The court can bark and it will bite. Let all parties be warned.”

For the Appellant this constitutes a hearing of the committal proceedings. If indeed it is, where then or what is the effect of the specific order of the court striking out the said committal proceedings?

I must emphasise again that a court of law has no jurisdiction to speculate or conjecture neither will it succumb to the lure or temptation to speculate on any issue moreso that the ruling and orders of the lower court as in the instant case is very clear and unambiguous.

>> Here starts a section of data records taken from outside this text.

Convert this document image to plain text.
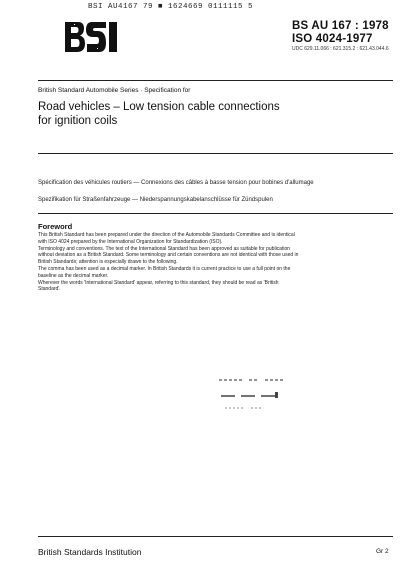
BSI AU4167 79 ■ 1624669 0111115 5
BS AU 167 : 1978
ISO 4024-1977
UDC 629.11.066 : 621.315.2 : 621.43.044.6
British Standard Automobile Series · Specification for
Road vehicles – Low tension cable connections
for ignition coils
Spécification des véhicules routiers — Connexions des câbles à basse tension pour bobines d'allumage
Spezifikation für Straßenfahrzeuge — Niederspannungskabelanschlüsse für Zündspulen
Foreword

This British Standard has been prepared under the direction of the Automobile Standards Committee and is identical

with ISO 4024 prepared by the International Organization for Standardization (ISO).

Terminology and conventions. The text of the International Standard has been approved as suitable for publication

without deviation as a British Standard. Some terminology and certain conventions are not identical with those used in

British Standards; attention is especially drawn to the following.

The comma has been used as a decimal marker. In British Standards it is current practice to use a full point on the

baseline as the decimal marker.

Wherever the words 'International Standard' appear, referring to this standard, they should be read as 'British

Standard'.

British Standards Institution	Gr 2
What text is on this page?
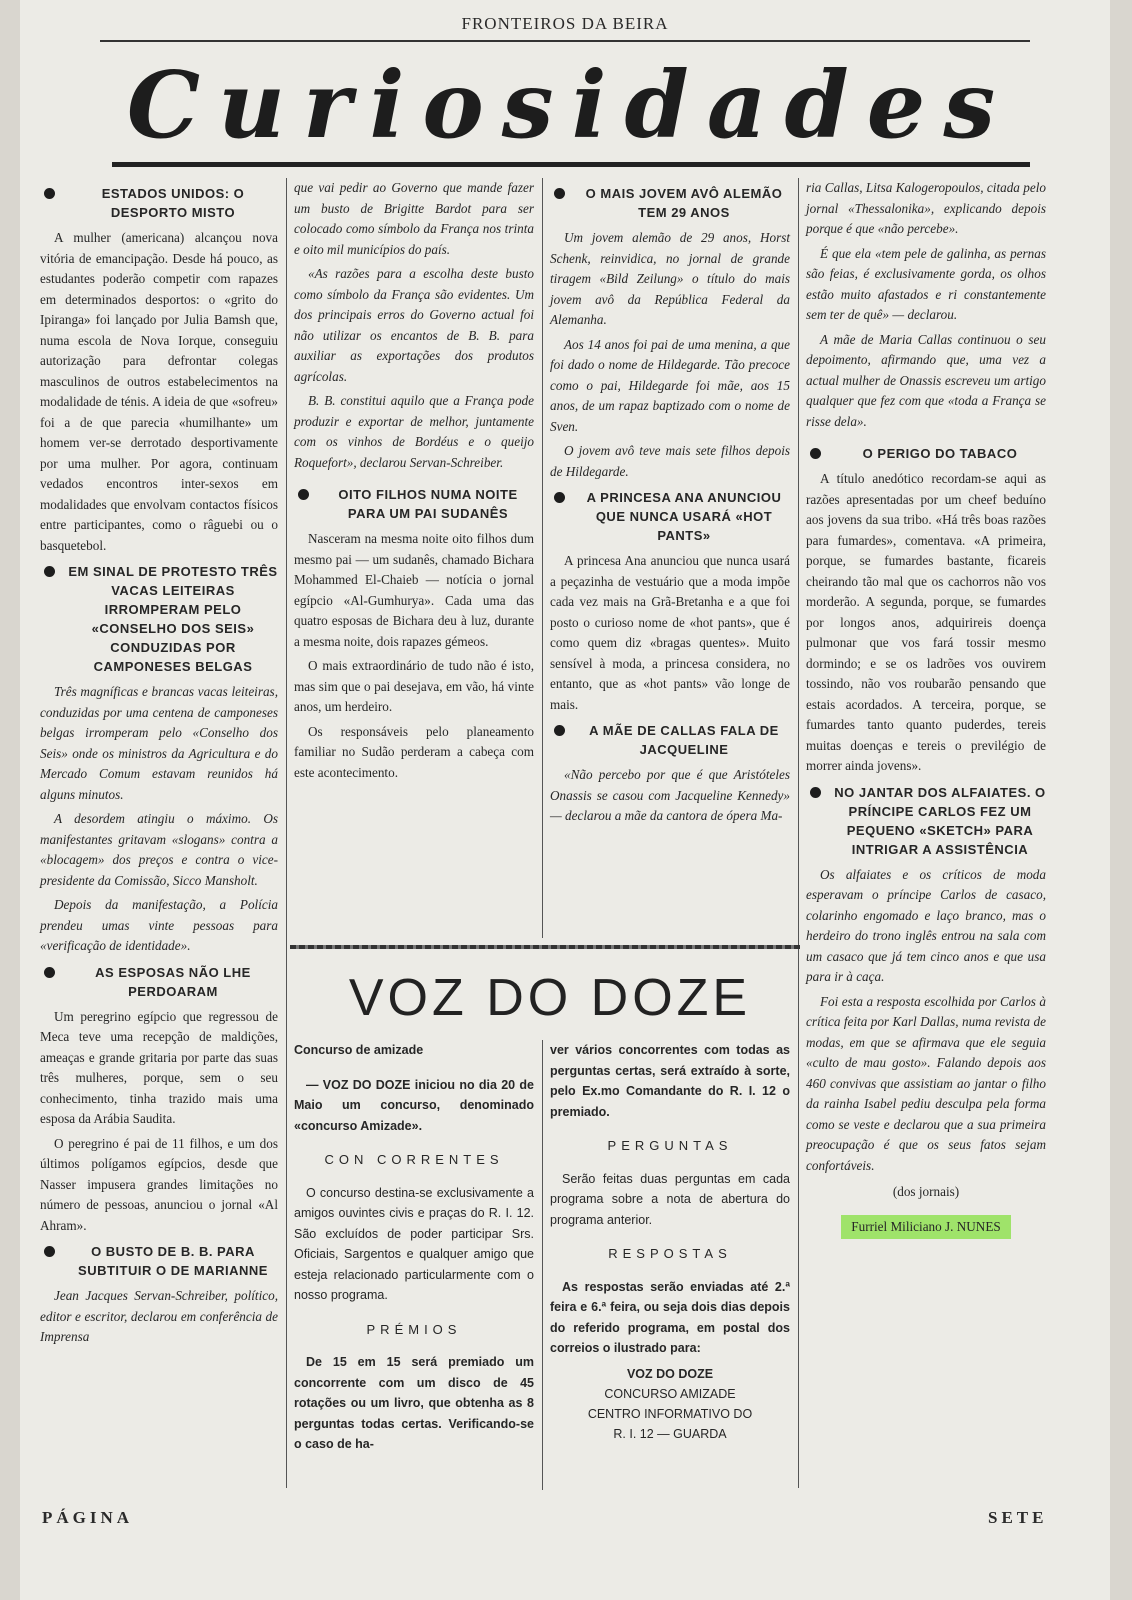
FRONTEIROS DA BEIRA
Curiosidades
ESTADOS UNIDOS: O DESPORTO MISTO

A mulher (americana) alcançou nova vitória de emancipação. Desde há pouco, as estudantes poderão competir com rapazes em determinados desportos: o «grito do Ipiranga» foi lançado por Julia Bamsh que, numa escola de Nova Iorque, conseguiu autorização para defrontar colegas masculinos de outros estabelecimentos na modalidade de ténis. A ideia de que «sofreu» foi a de que parecia «humilhante» um homem ver-se derrotado desportivamente por uma mulher. Por agora, continuam vedados encontros inter-sexos em modalidades que envolvam contactos físicos entre participantes, como o râguebi ou o basquetebol.

EM SINAL DE PROTESTO TRÊS VACAS LEITEIRAS IRROMPERAM PELO «CONSELHO DOS SEIS» CONDUZIDAS POR CAMPONESES BELGAS

Três magníficas e brancas vacas leiteiras, conduzidas por uma centena de camponeses belgas irromperam pelo «Conselho dos Seis» onde os ministros da Agricultura e do Mercado Comum estavam reunidos há alguns minutos.

A desordem atingiu o máximo. Os manifestantes gritavam «slogans» contra a «blocagem» dos preços e contra o vice-presidente da Comissão, Sicco Mansholt.

Depois da manifestação, a Polícia prendeu umas vinte pessoas para «verificação de identidade».

AS ESPOSAS NÃO LHE PERDOARAM

Um peregrino egípcio que regressou de Meca teve uma recepção de maldições, ameaças e grande gritaria por parte das suas três mulheres, porque, sem o seu conhecimento, tinha trazido mais uma esposa da Arábia Saudita.

O peregrino é pai de 11 filhos, e um dos últimos polígamos egípcios, desde que Nasser impusera grandes limitações no número de pessoas, anunciou o jornal «Al Ahram».

O BUSTO DE B. B. PARA SUBTITUIR O DE MARIANNE

Jean Jacques Servan-Schreiber, político, editor e escritor, declarou em conferência de Imprensa

que vai pedir ao Governo que mande fazer um busto de Brigitte Bardot para ser colocado como símbolo da França nos trinta e oito mil municípios do país.

«As razões para a escolha deste busto como símbolo da França são evidentes. Um dos principais erros do Governo actual foi não utilizar os encantos de B. B. para auxiliar as exportações dos produtos agrícolas.

B. B. constitui aquilo que a França pode produzir e exportar de melhor, juntamente com os vinhos de Bordéus e o queijo Roquefort», declarou Servan-Schreiber.

OITO FILHOS NUMA NOITE PARA UM PAI SUDANÊS

Nasceram na mesma noite oito filhos dum mesmo pai — um sudanês, chamado Bichara Mohammed El-Chaieb — notícia o jornal egípcio «Al-Gumhurya». Cada uma das quatro esposas de Bichara deu à luz, durante a mesma noite, dois rapazes gémeos.

O mais extraordinário de tudo não é isto, mas sim que o pai desejava, em vão, há vinte anos, um herdeiro.

Os responsáveis pelo planeamento familiar no Sudão perderam a cabeça com este acontecimento.

O MAIS JOVEM AVÔ ALEMÃO TEM 29 ANOS

Um jovem alemão de 29 anos, Horst Schenk, reinvidica, no jornal de grande tiragem «Bild Zeilung» o título do mais jovem avô da República Federal da Alemanha.

Aos 14 anos foi pai de uma menina, a que foi dado o nome de Hildegarde. Tão precoce como o pai, Hildegarde foi mãe, aos 15 anos, de um rapaz baptizado com o nome de Sven.

O jovem avô teve mais sete filhos depois de Hildegarde.

A PRINCESA ANA ANUNCIOU QUE NUNCA USARÁ «HOT PANTS»

A princesa Ana anunciou que nunca usará a peçazinha de vestuário que a moda impõe cada vez mais na Grã-Bretanha e a que foi posto o curioso nome de «hot pants», que é como quem diz «bragas quentes». Muito sensível à moda, a princesa considera, no entanto, que as «hot pants» vão longe de mais.

A MÃE DE CALLAS FALA DE JACQUELINE

«Não percebo por que é que Aristóteles Onassis se casou com Jacqueline Kennedy» — declarou a mãe da cantora de ópera Ma-

ria Callas, Litsa Kalogeropoulos, citada pelo jornal «Thessalonika», explicando depois porque é que «não percebe».

É que ela «tem pele de galinha, as pernas são feias, é exclusivamente gorda, os olhos estão muito afastados e ri constantemente sem ter de quê» — declarou.

A mãe de Maria Callas continuou o seu depoimento, afirmando que, uma vez a actual mulher de Onassis escreveu um artigo qualquer que fez com que «toda a França se risse dela».

O PERIGO DO TABACO

A título anedótico recordam-se aqui as razões apresentadas por um cheef beduíno aos jovens da sua tribo. «Há três boas razões para fumardes», comentava. «A primeira, porque, se fumardes bastante, ficareis cheirando tão mal que os cachorros não vos morderão. A segunda, porque, se fumardes por longos anos, adquirireis doença pulmonar que vos fará tossir mesmo dormindo; e se os ladrões vos ouvirem tossindo, não vos roubarão pensando que estais acordados. A terceira, porque, se fumardes tanto quanto puderdes, tereis muitas doenças e tereis o previlégio de morrer ainda jovens».

NO JANTAR DOS ALFAIATES. O PRÍNCIPE CARLOS FEZ UM PEQUENO «SKETCH» PARA INTRIGAR A ASSISTÊNCIA

Os alfaiates e os críticos de moda esperavam o príncipe Carlos de casaco, colarinho engomado e laço branco, mas o herdeiro do trono inglês entrou na sala com um casaco que já tem cinco anos e que usa para ir à caça.

Foi esta a resposta escolhida por Carlos à crítica feita por Karl Dallas, numa revista de modas, em que se afirmava que ele seguia «culto de mau gosto». Falando depois aos 460 convivas que assistiam ao jantar o filho da rainha Isabel pediu desculpa pela forma como se veste e declarou que a sua primeira preocupação é que os seus fatos sejam confortáveis.

(dos jornais)
Furriel Miliciano J. NUNES
VOZ DO DOZE
Concurso de amizade

— VOZ DO DOZE iniciou no dia 20 de Maio um concurso, denominado «concurso Amizade».

CON CORRENTES

O concurso destina-se exclusivamente a amigos ouvintes civis e praças do R. I. 12. São excluídos de poder participar Srs. Oficiais, Sargentos e qualquer amigo que esteja relacionado particularmente com o nosso programa.

PRÉMIOS

De 15 em 15 será premiado um concorrente com um disco de 45 rotações ou um livro, que obtenha as 8 perguntas todas certas. Verificando-se o caso de ha-

ver vários concorrentes com todas as perguntas certas, será extraído à sorte, pelo Ex.mo Comandante do R. I. 12 o premiado.

PERGUNTAS

Serão feitas duas perguntas em cada programa sobre a nota de abertura do programa anterior.

RESPOSTAS

As respostas serão enviadas até 2.ª feira e 6.ª feira, ou seja dois dias depois do referido programa, em postal dos correios o ilustrado para:

VOZ DO DOZE
CONCURSO AMIZADE
CENTRO INFORMATIVO DO
R. I. 12 — GUARDA
PÁGINA	SETE
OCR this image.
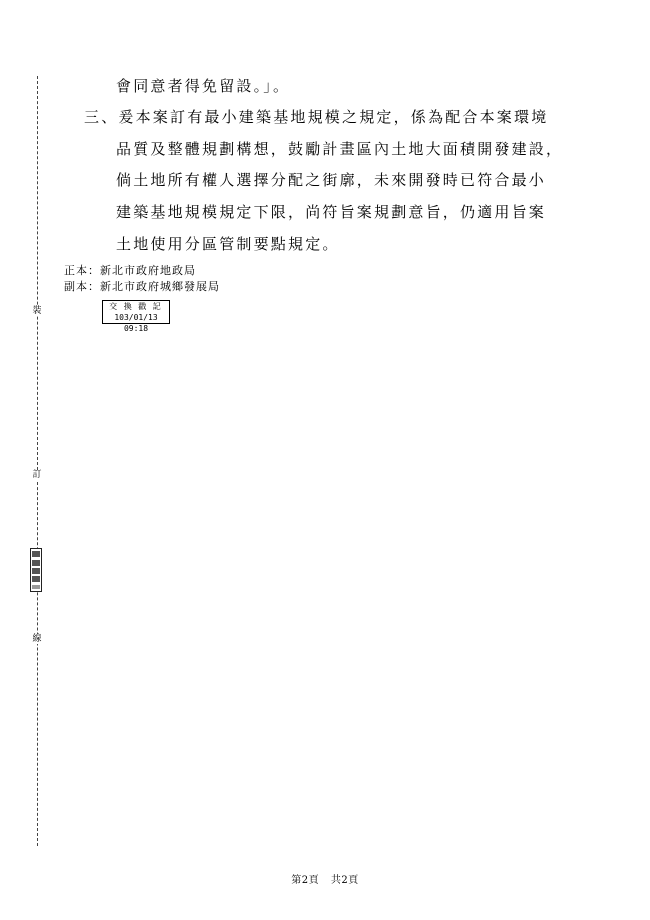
裝
訂
線
會同意者得免留設。」。
三、爰本案訂有最小建築基地規模之規定，係為配合本案環境
品質及整體規劃構想，鼓勵計畫區內土地大面積開發建設，
倘土地所有權人選擇分配之街廓，未來開發時已符合最小
建築基地規模規定下限，尚符旨案規劃意旨，仍適用旨案
土地使用分區管制要點規定。
正本：新北市政府地政局
副本：新北市政府城鄉發展局
交 換 戳 記
103/01/13 09:18
第2頁 共2頁
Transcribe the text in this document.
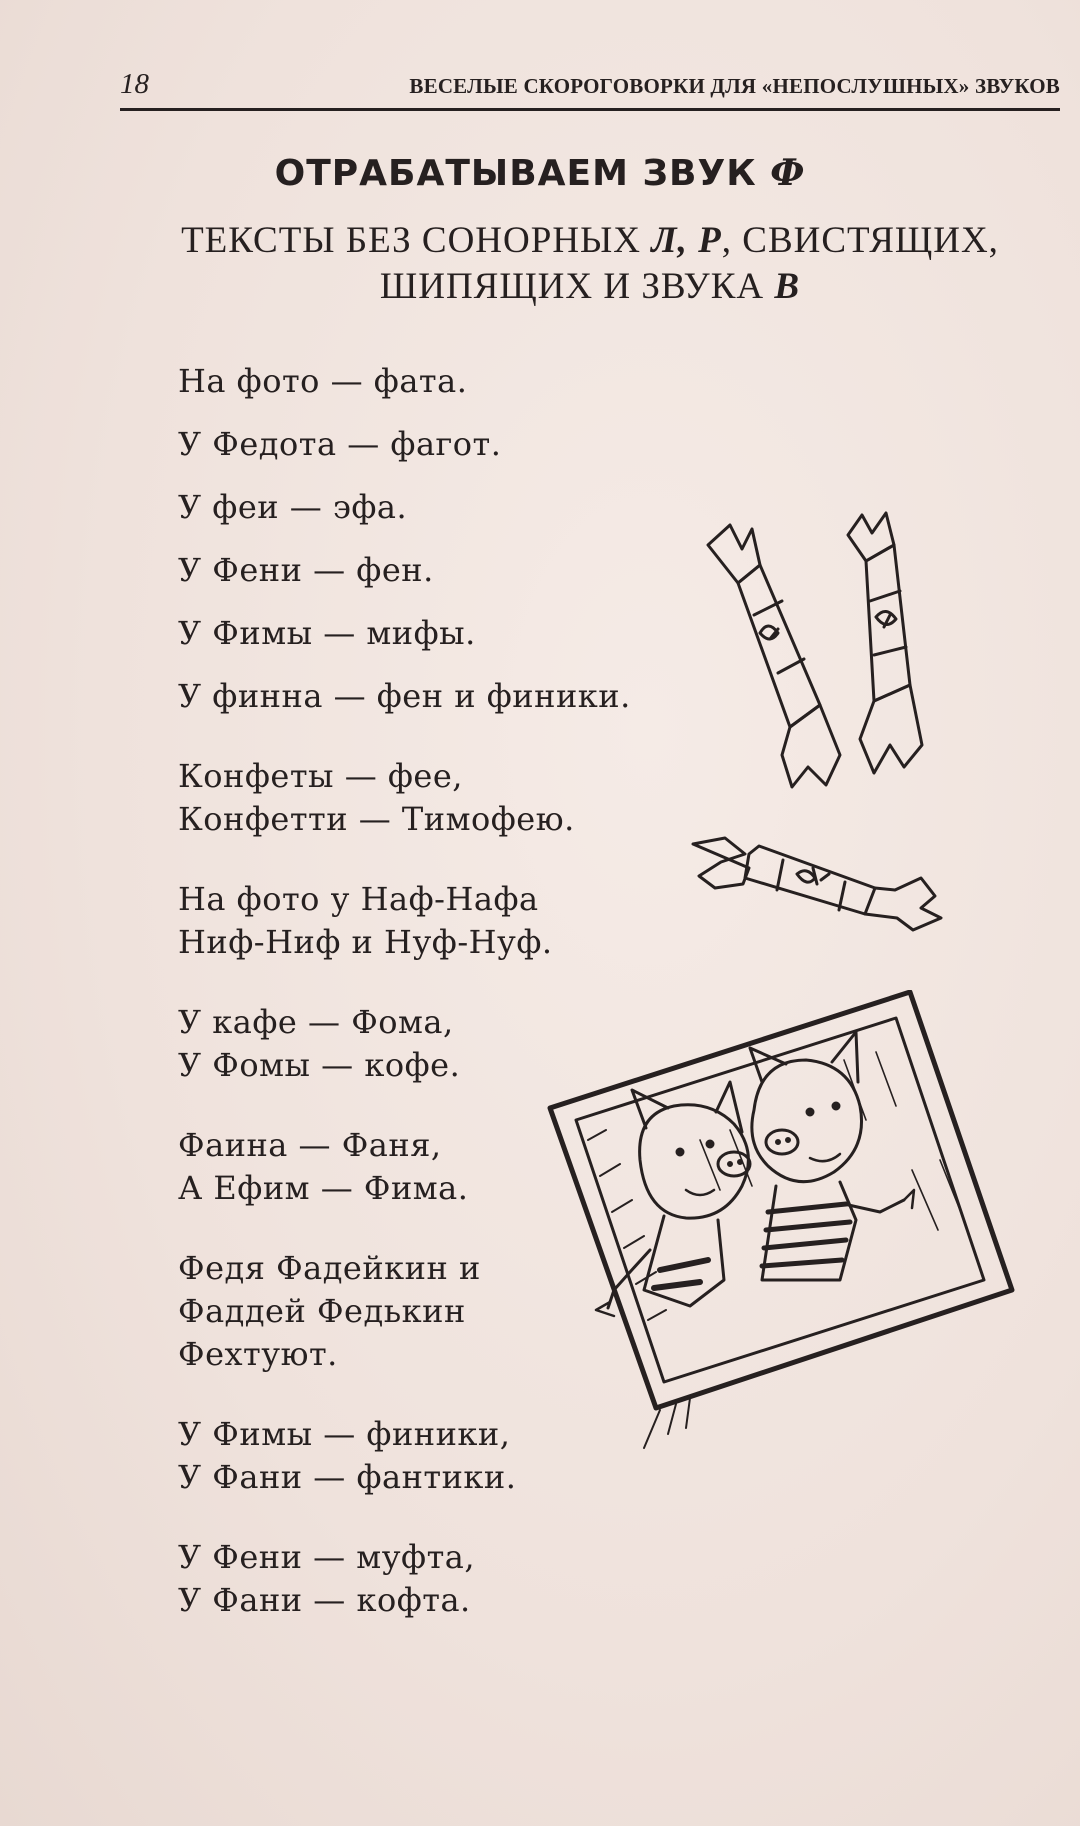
18	ВЕСЕЛЫЕ СКОРОГОВОРКИ ДЛЯ «НЕПОСЛУШНЫХ» ЗВУКОВ
ОТРАБАТЫВАЕМ ЗВУК Ф
ТЕКСТЫ БЕЗ СОНОРНЫХ Л, Р, СВИСТЯЩИХ,
ШИПЯЩИХ И ЗВУКА В
На фото — фата.
У Федота — фагот.
У феи — эфа.
У Фени — фен.
У Фимы — мифы.
У финна — фен и финики.
Конфеты — фее,
Конфетти — Тимофею.
На фото у Наф-Нафа
Ниф-Ниф и Нуф-Нуф.
У кафе — Фома,
У Фомы — кофе.
Фаина — Фаня,
А Ефим — Фима.
Федя Фадейкин и
Фаддей Федькин
Фехтуют.
У Фимы — финики,
У Фани — фантики.
У Фени — муфта,
У Фани — кофта.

See EJEZIE VS ANUWU (2008) 4 SCNJ 113.

The Appellant’s stance on this issue is not only speculative and conjectural but also unwarranted.

This issue is accordingly resolved against the Appellant.
On the whole this appeal is hereby dismissed for lack of merit.

The ruling of the Federal High Court Lagos Division, delivered by M.B. IDRIS J. on 15-1-2016 is hereby affirmed.

Parties to bear their costs.

SIDI DAUDA BAGE: I read in draft from the well considered judgment of my Learned brother S. C. Oseji, JCA. I agree with the reasonings and the conclusion reached on the judgment. I do not have anything useful to add. The appeal is also dismissed by me for lack of merit. I also affirmed the ruling of the trial Court delivered on 15-01-2016.

I abide by all the order as to costs contained in the lead judgment.

ABIMBOLA OSARUGUE OBASEKL-ADEIUMO, JCA: I have had a preview of the judgment just delivered by learned brother, OSEJI, JCA and I agree with the reasoning contained therein and the conclusion arrived thereat. My learned brother has adequately considered the relevant issues in this appeal. I have nothing more useful to add. Accordingly, this appeal fails it is dismissed. I abide by the order of cost made in the leading judgment.

Counsel

A.B. Ogunba SAN with G.C Duru; O.O. Kushimo; A. O Ajiboye and O. O. Philips for the Appellants.
Chief Wole Olanipekun SAN with Oluyele Delano SAN, Ade Adedeji SAN, O. Olanipekim; Bolarinwa Awuyola; Faith Adarighofua, Michael Akinleye, Tola Adetomiwa and Oluosomi Omamegbe (Miss) for the Respondents.